By leaving an opponent to tackle a particular suit, you may gain a trick, compared to what might happen if you had to play it yourself.

This technique is called freezing a suit.

Ducking to freeze a suit was one consideration today, but the threat of defensive ruffs was another.

The natural way to play four spades on the lead of the club seven to East’s ace, with the return of the club queen at trick two, is to cover and suffer the ruff.

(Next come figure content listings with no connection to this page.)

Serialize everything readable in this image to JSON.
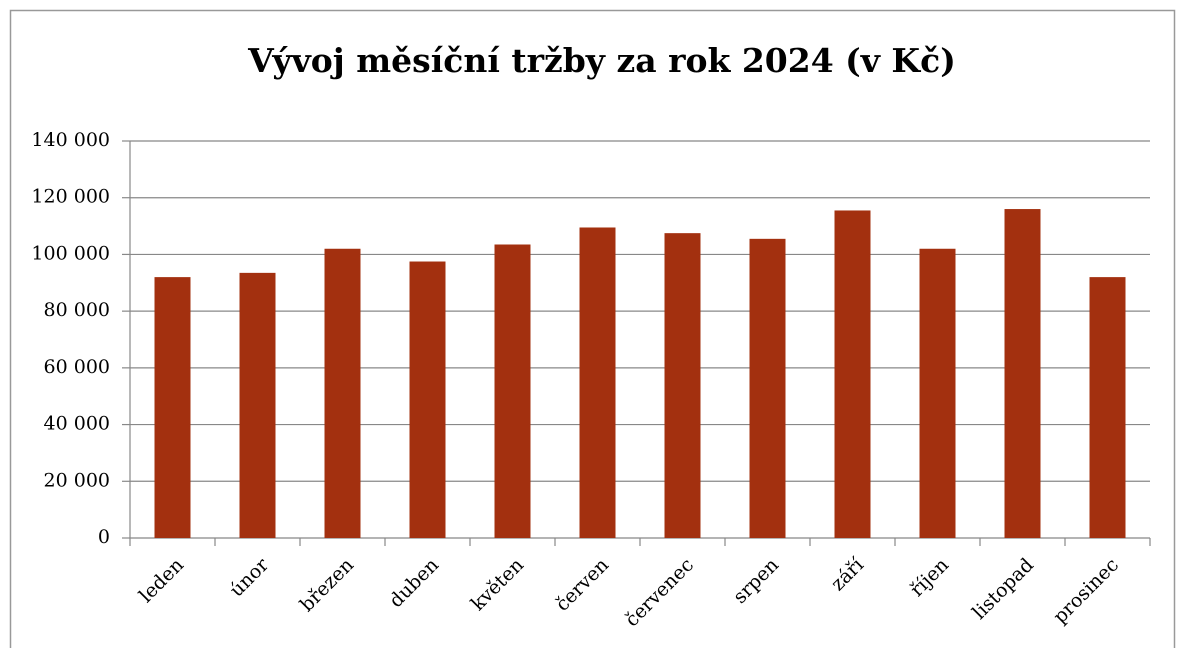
{
  "chart_data": {
    "type": "bar",
    "title": "Vývoj měsíční tržby za rok 2024 (v Kč)",
    "categories": [
      "leden",
      "únor",
      "březen",
      "duben",
      "květen",
      "červen",
      "červenec",
      "srpen",
      "září",
      "říjen",
      "listopad",
      "prosinec"
    ],
    "values": [
      92000,
      93500,
      102000,
      97500,
      103500,
      109500,
      107500,
      105500,
      115500,
      102000,
      116000,
      92000
    ],
    "color": "#a3300f",
    "ylim": [
      0,
      140000
    ],
    "yticks": [
      0,
      {
        "value": 20000,
        "label": "20 000"
      },
      {
        "value": 40000,
        "label": "40 000"
      },
      {
        "value": 60000,
        "label": "60 000"
      },
      {
        "value": 80000,
        "label": "80 000"
      },
      {
        "value": 100000,
        "label": "100 000"
      },
      {
        "value": 120000,
        "label": "120 000"
      },
      {
        "value": 140000,
        "label": "140 000"
      }
    ],
    "grid": true
  }
}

Later on, you can draw trumps and strip off the red suits, then try to exit to West with the third heart to force him to give you a ruff and discard.

However, East’s heart jack allows him to win the trick and cash the club for down one.

A far better move is to duck the second club.

After all, if West’s lead is to be believed, he has either a singleton seven or specifically J-9-7 in clubs.

If East now continues the suit, he gives his partner the ruff, but you no longer have a club loser.

If East switches, he collects a club trick in the end, but no ruff.

Either way, you have 10 tricks.

Bid with the aces

South holds:

♠ J 7
♥ J 8 5
♦ Q J 8 7
♣ A Q J 9
SouthWestNorthEast
PassPass
1 ♣1 ♥Dbl.Pass
?

Answer: On this sequence, where partner has forced you to pick a suit, you can bid two diamonds without showing real extras.

With a reverse (that is, with extras and 4-5 in the minors), you would jump to three diamonds now, so this sequence shows a minimum hand.